The Cleveland Cavaliers and Golden State Warriors, who are a combined 8-0 in this year’s NBA playoffs, appear to be on a collision course to meet in the NBA Finals for the third consecutive season. Some believe their dominance is bad for basketball, but apparently Tyronn Lue is not in that camp.
When asked Wednesday if the overwhelming success of Cleveland and Golden State is a problem, the Cavs coach went for a historical analogy to drive home his point.
“Is it a problem? I don’t think so,” Lue told reporters, via ESPN.com. “I think a lot of people wanted to see Boston and the Lakers back in the day. I think nowadays, a lot of people want to see Golden State-Cavs. And it’s not a problem. It’s two of the teams playing some of the best basketball right now.”
It’s pretty ambitious to compare Cavs-Warriors to the Boston Celtics vs. Los Angeles Lakers rivalry that defined the 1980s. The two storied franchises met in the NBA Finals three times over a four-year span from 1984 to 1987, and either Boston or L.A. won the NBA championship every year from 1980 to 1988, with the exception of the Philadelphia 76ers winning in 1983. The two squads also produced a laundry list of Hall of Famers.
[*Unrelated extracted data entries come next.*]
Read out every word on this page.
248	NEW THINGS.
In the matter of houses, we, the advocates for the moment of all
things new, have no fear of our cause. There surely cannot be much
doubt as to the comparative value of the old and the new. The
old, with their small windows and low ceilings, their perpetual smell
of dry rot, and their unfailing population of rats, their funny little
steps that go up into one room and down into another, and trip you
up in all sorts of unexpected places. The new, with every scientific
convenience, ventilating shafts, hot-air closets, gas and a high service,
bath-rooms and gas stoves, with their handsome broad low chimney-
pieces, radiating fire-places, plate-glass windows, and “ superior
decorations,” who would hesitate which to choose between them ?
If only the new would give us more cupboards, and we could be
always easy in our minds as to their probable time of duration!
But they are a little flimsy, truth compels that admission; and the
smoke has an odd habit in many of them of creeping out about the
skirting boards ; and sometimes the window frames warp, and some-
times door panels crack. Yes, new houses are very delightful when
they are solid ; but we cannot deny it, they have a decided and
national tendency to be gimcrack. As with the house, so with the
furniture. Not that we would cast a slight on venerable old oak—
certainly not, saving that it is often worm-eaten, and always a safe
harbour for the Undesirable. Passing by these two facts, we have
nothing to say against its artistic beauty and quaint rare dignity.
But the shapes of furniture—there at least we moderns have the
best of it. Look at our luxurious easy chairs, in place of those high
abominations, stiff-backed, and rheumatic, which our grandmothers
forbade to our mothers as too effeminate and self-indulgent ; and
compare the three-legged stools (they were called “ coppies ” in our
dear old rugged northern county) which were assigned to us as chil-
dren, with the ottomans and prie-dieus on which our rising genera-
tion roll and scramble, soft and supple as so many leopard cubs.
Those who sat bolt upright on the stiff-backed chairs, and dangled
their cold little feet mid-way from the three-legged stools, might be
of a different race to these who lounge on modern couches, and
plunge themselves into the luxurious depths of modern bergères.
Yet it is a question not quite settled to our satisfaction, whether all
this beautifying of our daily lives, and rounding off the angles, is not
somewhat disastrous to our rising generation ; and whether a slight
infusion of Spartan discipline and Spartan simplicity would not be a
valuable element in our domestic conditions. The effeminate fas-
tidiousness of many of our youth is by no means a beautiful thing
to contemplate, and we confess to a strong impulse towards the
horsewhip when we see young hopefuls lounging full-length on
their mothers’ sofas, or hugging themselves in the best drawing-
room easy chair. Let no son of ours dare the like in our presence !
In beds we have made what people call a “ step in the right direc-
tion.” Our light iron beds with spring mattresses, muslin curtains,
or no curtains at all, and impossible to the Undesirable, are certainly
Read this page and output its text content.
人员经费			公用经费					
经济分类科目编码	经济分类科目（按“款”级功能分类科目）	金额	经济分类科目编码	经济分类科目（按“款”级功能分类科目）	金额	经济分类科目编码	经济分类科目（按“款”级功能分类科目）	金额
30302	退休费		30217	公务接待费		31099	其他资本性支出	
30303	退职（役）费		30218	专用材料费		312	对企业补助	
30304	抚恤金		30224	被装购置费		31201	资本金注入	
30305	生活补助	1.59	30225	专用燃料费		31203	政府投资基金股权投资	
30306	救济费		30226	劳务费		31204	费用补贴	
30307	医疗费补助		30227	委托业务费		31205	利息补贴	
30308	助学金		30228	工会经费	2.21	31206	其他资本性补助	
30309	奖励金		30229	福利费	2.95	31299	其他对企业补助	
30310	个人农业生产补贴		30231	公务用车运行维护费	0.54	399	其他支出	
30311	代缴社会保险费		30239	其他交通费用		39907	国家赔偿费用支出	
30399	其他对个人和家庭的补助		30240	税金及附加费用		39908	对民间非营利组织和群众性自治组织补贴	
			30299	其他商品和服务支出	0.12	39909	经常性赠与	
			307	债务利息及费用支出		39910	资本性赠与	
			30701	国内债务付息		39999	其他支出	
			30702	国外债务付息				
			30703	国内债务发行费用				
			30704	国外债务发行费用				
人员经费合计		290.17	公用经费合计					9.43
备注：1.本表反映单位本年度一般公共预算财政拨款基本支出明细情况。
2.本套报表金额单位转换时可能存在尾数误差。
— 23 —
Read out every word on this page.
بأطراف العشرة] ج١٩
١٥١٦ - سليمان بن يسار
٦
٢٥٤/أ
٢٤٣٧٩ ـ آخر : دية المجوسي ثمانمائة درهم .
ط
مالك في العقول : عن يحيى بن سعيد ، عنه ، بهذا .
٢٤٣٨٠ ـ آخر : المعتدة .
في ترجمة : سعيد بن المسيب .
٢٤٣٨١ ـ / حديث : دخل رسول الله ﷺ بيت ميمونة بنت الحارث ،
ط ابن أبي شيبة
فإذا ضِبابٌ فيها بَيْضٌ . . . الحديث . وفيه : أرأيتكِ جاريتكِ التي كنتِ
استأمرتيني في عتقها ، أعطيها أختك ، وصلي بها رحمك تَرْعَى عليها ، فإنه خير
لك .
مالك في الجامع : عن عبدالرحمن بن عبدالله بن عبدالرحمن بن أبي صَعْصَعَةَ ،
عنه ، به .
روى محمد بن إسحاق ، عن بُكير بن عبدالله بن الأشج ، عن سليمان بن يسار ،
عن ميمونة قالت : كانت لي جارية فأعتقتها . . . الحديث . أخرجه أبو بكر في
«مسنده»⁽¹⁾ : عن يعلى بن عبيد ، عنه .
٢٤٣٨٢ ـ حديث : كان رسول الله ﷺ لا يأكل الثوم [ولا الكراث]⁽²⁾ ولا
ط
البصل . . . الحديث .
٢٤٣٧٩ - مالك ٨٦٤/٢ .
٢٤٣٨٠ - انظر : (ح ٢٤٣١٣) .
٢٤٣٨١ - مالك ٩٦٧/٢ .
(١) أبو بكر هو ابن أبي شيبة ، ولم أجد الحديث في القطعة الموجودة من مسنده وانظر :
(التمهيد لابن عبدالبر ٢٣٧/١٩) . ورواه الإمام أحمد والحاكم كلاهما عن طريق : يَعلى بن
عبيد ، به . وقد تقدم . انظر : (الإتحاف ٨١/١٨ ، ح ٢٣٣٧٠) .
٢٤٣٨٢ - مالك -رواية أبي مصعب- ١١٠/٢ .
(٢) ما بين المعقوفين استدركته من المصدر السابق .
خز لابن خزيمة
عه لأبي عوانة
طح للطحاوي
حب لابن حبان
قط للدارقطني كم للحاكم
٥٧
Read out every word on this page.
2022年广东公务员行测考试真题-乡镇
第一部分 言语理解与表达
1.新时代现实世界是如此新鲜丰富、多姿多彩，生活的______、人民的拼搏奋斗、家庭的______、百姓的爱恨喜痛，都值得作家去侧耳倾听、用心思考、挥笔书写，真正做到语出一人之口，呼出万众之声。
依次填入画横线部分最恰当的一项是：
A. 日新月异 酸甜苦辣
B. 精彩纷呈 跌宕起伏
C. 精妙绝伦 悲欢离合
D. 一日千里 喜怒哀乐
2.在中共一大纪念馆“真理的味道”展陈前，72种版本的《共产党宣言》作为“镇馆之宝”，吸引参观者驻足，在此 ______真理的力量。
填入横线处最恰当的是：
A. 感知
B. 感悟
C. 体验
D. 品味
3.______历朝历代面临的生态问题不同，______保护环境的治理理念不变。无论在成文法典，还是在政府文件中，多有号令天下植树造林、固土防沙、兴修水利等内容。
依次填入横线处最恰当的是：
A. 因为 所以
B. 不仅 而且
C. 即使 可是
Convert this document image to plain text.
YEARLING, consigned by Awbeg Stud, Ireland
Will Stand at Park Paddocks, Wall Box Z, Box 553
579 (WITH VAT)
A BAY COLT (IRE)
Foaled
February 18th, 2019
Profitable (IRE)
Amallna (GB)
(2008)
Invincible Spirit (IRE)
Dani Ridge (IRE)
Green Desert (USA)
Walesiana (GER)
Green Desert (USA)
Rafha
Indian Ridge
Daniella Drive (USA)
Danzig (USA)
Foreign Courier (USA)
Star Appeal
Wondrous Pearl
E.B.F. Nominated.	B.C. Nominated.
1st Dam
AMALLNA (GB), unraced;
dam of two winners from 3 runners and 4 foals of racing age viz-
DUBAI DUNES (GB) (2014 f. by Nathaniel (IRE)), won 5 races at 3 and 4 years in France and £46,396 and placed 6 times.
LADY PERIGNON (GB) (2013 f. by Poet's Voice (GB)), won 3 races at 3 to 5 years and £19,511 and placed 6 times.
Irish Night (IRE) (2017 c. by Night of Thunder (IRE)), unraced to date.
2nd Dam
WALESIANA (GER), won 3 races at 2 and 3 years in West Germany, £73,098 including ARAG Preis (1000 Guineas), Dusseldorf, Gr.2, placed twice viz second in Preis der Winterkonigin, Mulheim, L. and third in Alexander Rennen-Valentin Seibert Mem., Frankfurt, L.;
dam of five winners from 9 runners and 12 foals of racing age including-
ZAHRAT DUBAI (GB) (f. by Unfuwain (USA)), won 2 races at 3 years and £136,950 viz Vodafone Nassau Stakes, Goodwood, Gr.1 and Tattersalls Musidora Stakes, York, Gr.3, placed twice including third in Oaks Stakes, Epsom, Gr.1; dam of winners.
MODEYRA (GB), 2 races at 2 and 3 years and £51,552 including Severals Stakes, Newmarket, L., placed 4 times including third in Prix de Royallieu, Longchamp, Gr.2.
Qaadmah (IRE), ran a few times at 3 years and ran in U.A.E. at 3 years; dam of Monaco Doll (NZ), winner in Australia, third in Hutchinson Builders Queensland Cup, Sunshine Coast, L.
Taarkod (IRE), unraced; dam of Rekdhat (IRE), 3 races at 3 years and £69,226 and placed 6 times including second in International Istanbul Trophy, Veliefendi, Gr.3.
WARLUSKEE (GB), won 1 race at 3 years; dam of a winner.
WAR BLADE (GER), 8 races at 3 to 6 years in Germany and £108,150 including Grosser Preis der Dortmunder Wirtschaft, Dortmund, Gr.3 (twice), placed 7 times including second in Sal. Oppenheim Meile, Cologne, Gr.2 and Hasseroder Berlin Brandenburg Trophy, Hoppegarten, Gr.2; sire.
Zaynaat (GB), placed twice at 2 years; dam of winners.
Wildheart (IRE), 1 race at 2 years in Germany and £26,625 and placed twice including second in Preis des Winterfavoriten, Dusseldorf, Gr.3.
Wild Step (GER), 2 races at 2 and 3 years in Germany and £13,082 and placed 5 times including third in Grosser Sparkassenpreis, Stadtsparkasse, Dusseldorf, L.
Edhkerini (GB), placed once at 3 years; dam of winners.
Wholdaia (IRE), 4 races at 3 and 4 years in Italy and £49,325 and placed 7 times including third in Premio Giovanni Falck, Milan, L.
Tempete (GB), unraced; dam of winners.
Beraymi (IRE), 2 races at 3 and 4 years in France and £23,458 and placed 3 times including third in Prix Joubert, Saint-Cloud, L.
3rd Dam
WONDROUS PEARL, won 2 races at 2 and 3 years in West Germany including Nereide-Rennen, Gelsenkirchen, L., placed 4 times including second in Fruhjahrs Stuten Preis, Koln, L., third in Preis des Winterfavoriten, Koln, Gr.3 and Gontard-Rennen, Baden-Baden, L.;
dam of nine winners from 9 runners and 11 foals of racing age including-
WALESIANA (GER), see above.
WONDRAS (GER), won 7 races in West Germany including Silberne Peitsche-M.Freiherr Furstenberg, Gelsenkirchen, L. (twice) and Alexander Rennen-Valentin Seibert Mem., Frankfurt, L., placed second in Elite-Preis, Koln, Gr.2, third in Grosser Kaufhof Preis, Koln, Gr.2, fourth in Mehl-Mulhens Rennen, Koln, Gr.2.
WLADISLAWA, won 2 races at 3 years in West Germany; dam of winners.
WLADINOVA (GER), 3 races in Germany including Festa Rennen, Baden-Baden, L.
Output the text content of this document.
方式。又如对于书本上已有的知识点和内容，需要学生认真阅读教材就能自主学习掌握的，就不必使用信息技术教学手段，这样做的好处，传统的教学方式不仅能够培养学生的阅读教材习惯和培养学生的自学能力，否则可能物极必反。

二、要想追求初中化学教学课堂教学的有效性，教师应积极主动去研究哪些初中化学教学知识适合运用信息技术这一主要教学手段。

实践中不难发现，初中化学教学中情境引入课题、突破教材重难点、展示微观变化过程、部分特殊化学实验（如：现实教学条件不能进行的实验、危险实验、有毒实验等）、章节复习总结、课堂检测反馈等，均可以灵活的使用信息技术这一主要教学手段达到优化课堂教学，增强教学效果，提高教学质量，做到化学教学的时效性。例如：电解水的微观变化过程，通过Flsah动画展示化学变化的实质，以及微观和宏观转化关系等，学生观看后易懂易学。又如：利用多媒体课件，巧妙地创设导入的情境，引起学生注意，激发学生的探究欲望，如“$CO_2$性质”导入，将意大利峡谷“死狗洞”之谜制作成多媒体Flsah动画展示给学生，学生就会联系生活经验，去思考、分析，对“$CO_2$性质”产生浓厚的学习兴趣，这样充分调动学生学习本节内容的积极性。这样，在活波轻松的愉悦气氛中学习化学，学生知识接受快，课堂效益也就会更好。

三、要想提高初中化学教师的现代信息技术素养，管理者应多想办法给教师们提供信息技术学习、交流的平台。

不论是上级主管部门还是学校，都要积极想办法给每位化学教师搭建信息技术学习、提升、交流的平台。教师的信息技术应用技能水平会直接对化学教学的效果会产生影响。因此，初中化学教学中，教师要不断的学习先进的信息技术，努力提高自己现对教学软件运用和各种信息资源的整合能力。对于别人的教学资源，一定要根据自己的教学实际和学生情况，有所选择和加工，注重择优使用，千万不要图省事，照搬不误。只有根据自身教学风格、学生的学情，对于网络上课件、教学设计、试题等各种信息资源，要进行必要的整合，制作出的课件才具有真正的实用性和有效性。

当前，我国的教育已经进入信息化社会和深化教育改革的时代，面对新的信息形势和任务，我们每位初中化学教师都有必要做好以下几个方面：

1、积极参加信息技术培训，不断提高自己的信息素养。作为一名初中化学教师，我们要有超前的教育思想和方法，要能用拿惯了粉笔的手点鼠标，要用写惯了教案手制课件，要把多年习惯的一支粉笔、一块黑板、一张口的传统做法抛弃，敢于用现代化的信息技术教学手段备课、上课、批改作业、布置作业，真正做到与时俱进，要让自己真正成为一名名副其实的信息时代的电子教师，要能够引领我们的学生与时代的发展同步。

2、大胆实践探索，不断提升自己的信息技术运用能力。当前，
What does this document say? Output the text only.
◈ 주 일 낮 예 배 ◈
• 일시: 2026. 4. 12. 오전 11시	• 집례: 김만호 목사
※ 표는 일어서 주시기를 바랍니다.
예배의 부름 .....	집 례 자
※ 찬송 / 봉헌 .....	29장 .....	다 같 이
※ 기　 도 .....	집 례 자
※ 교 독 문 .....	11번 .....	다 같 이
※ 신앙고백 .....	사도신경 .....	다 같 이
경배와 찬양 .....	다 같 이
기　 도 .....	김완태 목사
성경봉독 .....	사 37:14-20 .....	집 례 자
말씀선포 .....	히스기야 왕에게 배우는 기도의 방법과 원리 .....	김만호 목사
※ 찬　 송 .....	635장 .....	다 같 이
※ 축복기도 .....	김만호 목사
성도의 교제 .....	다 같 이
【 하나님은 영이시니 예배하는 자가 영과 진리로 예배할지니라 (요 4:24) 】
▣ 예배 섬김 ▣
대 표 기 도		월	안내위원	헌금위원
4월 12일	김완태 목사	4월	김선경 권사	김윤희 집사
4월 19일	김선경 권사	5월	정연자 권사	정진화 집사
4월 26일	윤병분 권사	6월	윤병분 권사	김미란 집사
But Lue might have a point. Golden State and Cleveland can become the first teams in NBA history to meet in the NBA Finals in three straight seasons, and both clubs are loaded with transcendent stars, from Kevin Durant and Stephen Curry to LeBron James and Kyrie Irving.
“Why not want to see it again?” Lue added. “I don’t see why it would be a problem. I think last year had some of the best ratings, I think, in NBA history. I think now with them adding Durant and the way they’re playing, the way we’re playing, it can be even higher.”